Dear Marlene,
When I noticed you the first time, I thought you had a devastating kind of beauty. I knew the inevitable love business would eventually detonate an atomic bomb and everything would be annihilated. Everything.
So I kept my distance and tried to steer my thoughts away from your smile and the full effect of your eyes. I crushed my longing to know you and your quirks and your idiosyncrasies. I smothered every wayward, impulsive urge to reach out to tap your shoulder and introduce myself to your exciting world.
I retreated into my shell, my safe space. Then one day, another time, you knocked on my vault and lingered. Not once did you ask to be let in, not once did you even think about leaving. You just…lingered.
Then the walls collapsed, and I collapsed at your feet. You could have held that over my head like a sword suspended on the end of twine, but you didn’t.
You sat cross-legged in front of me. You sat there in silence and you watched me until you thought it was alright to reach out and touch my cheek. You tucked your fingers into my collar and watched me watch you, scrutinize you as I wondered what the hell your intentions were. I wondered. I imagined. I self-deprecated. I self-destructed. I struggled with myself. When I couldn’t take the fight out of myself, I tried to turn on you, but something in me leashed me in, held me back.
You’ve never really seen the full extent of my horror. There’s just never been any occasion to show it to you. You calm me while supporting me. You make me face my negative emotions, but you don’t make me despise you for it. You make me accept myself better.
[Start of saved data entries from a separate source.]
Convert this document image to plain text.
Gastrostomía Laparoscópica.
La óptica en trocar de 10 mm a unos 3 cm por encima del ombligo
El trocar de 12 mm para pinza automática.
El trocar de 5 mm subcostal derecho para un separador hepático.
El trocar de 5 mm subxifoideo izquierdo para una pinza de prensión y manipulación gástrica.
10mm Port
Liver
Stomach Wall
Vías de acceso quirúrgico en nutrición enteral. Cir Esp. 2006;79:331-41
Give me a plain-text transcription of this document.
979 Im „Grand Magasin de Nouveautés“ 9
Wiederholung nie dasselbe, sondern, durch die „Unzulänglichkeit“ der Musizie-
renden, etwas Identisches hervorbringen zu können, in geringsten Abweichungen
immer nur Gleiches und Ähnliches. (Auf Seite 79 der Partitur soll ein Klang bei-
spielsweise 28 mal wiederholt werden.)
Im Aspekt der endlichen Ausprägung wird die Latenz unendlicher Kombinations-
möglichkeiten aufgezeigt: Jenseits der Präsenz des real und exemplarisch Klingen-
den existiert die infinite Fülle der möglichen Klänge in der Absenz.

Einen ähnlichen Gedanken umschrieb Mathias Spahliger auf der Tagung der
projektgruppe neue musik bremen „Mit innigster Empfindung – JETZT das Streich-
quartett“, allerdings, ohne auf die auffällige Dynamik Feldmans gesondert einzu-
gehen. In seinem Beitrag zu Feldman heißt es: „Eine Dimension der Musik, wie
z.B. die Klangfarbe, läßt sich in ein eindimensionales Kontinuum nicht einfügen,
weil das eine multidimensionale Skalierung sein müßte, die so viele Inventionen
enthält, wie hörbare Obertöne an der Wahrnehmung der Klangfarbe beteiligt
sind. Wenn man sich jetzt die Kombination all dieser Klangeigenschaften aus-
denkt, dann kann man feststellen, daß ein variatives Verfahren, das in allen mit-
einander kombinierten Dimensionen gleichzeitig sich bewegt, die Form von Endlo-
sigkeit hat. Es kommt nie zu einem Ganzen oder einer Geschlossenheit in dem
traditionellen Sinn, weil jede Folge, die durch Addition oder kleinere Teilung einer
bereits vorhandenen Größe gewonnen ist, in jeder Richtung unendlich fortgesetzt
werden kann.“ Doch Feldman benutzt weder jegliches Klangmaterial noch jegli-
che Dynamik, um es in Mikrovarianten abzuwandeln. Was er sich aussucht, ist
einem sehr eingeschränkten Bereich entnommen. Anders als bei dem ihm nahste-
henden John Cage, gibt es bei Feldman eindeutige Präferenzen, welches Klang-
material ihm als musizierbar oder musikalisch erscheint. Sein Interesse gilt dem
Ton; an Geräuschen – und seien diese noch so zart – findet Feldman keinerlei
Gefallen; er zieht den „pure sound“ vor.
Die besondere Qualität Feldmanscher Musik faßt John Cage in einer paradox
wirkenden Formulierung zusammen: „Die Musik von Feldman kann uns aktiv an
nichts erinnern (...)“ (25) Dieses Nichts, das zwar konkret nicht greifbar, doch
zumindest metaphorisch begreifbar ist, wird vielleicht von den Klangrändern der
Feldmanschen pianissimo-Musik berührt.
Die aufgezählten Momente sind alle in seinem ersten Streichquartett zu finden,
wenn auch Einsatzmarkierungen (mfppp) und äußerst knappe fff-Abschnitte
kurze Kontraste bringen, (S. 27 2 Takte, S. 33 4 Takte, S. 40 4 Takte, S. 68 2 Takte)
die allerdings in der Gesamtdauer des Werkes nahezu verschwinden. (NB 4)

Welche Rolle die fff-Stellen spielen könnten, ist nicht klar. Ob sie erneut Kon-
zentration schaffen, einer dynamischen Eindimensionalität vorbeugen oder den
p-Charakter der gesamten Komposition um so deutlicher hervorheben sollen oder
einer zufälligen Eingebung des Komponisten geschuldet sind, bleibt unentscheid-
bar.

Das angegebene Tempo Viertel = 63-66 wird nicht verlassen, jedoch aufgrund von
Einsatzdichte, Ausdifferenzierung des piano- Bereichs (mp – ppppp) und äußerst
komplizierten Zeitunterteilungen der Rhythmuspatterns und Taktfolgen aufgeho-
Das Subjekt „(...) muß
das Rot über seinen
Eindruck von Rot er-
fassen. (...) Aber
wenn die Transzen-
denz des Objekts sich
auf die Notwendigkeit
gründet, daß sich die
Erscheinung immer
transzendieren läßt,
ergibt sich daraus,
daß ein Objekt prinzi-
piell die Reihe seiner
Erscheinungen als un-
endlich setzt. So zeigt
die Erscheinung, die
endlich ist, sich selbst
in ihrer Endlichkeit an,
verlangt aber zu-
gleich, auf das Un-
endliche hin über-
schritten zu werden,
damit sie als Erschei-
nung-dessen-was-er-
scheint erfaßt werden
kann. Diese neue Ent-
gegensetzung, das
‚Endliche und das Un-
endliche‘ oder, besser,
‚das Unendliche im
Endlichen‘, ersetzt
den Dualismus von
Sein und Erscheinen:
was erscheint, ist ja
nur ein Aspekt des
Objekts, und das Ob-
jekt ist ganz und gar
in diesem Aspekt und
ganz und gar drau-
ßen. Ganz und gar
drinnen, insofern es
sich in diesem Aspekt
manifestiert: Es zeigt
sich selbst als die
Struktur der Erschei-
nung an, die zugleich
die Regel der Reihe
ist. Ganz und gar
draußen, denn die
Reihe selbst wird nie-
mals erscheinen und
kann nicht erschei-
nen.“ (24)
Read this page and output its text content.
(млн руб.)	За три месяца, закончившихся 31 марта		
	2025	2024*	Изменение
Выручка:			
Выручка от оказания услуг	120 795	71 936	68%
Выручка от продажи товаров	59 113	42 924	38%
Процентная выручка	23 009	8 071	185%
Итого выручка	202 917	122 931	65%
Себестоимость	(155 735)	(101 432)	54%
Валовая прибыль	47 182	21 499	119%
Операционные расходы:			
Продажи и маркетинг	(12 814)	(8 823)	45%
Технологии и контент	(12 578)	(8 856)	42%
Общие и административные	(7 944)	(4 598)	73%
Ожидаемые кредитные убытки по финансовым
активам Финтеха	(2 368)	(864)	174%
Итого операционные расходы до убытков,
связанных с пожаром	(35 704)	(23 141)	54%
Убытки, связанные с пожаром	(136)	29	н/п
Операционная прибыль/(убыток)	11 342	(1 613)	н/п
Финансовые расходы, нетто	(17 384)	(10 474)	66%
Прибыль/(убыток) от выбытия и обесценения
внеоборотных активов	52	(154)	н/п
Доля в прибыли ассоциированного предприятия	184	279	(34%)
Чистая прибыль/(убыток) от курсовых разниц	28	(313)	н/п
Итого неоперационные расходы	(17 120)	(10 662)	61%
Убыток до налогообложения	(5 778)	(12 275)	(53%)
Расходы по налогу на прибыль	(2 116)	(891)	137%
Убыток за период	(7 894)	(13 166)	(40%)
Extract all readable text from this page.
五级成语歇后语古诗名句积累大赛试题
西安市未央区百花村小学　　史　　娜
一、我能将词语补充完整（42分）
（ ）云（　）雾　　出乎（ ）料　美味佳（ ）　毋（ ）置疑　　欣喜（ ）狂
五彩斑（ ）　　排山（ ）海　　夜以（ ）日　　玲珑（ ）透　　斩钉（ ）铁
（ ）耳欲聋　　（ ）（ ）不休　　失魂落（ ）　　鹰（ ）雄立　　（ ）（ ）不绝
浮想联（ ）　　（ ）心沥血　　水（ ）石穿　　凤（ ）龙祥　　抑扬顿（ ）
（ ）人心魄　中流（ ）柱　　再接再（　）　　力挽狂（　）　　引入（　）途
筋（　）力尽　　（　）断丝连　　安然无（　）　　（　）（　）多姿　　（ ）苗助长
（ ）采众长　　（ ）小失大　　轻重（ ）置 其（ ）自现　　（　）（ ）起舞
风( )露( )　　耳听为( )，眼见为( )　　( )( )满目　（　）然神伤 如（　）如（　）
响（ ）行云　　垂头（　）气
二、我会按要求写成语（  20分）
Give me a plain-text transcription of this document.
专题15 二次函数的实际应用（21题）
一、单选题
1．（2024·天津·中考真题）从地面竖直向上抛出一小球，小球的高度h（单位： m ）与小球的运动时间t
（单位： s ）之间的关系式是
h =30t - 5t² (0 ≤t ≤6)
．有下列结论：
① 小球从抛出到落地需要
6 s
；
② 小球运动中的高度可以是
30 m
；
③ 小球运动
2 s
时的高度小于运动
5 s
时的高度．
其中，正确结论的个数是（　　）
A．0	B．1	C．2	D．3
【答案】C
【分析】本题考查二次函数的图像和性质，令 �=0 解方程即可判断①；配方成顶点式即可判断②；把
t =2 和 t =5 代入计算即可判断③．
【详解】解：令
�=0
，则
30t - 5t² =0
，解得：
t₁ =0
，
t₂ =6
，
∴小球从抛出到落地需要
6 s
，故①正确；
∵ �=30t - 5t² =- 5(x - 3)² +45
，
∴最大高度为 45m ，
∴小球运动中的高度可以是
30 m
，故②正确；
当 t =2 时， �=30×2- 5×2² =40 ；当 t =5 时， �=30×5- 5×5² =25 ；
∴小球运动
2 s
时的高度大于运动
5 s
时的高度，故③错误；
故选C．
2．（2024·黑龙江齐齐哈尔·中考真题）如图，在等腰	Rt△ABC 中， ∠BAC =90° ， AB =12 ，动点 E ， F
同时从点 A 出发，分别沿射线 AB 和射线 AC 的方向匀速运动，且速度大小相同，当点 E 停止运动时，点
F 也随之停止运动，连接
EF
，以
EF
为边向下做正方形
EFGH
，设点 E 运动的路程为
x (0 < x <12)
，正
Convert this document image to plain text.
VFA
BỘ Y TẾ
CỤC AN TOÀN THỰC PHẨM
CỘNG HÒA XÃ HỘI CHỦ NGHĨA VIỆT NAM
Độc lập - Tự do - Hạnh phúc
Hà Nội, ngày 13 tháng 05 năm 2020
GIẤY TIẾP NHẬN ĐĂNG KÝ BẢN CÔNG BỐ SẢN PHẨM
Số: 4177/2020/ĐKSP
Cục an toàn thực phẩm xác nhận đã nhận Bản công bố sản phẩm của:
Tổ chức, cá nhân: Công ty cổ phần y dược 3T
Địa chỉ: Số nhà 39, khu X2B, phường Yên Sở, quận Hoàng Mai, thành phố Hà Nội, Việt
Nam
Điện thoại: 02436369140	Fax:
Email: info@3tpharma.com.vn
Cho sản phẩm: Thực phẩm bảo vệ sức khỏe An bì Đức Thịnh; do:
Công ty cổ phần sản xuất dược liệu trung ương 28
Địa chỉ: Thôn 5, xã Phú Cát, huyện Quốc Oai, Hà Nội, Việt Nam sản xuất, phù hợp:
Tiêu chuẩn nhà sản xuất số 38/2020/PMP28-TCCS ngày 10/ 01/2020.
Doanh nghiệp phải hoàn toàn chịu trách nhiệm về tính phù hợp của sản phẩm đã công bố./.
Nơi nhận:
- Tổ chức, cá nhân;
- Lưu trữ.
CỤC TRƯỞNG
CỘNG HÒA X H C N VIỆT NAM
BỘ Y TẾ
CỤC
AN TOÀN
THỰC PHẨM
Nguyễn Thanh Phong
And that’s an invaluable gift you have given me.
I cannot even begin to express my gratitude that you stayed. In spite of everything, you dissolved my disparaging view of the world and of myself by staying. Though I don’t know how much longer you will stay, I cherish every second you did stay, you do stay, especially when I give you absolutely no reason to.
Now when I notice you, I don’t see something devastating in your beauty. I see something rare. I see you. If death came with your persona, I’d embrace her like I’ve always embraced you.
I think you should know that you’re as much a part of me as the winds that change the tack of a sailing ship. And those are never, ever forgotten.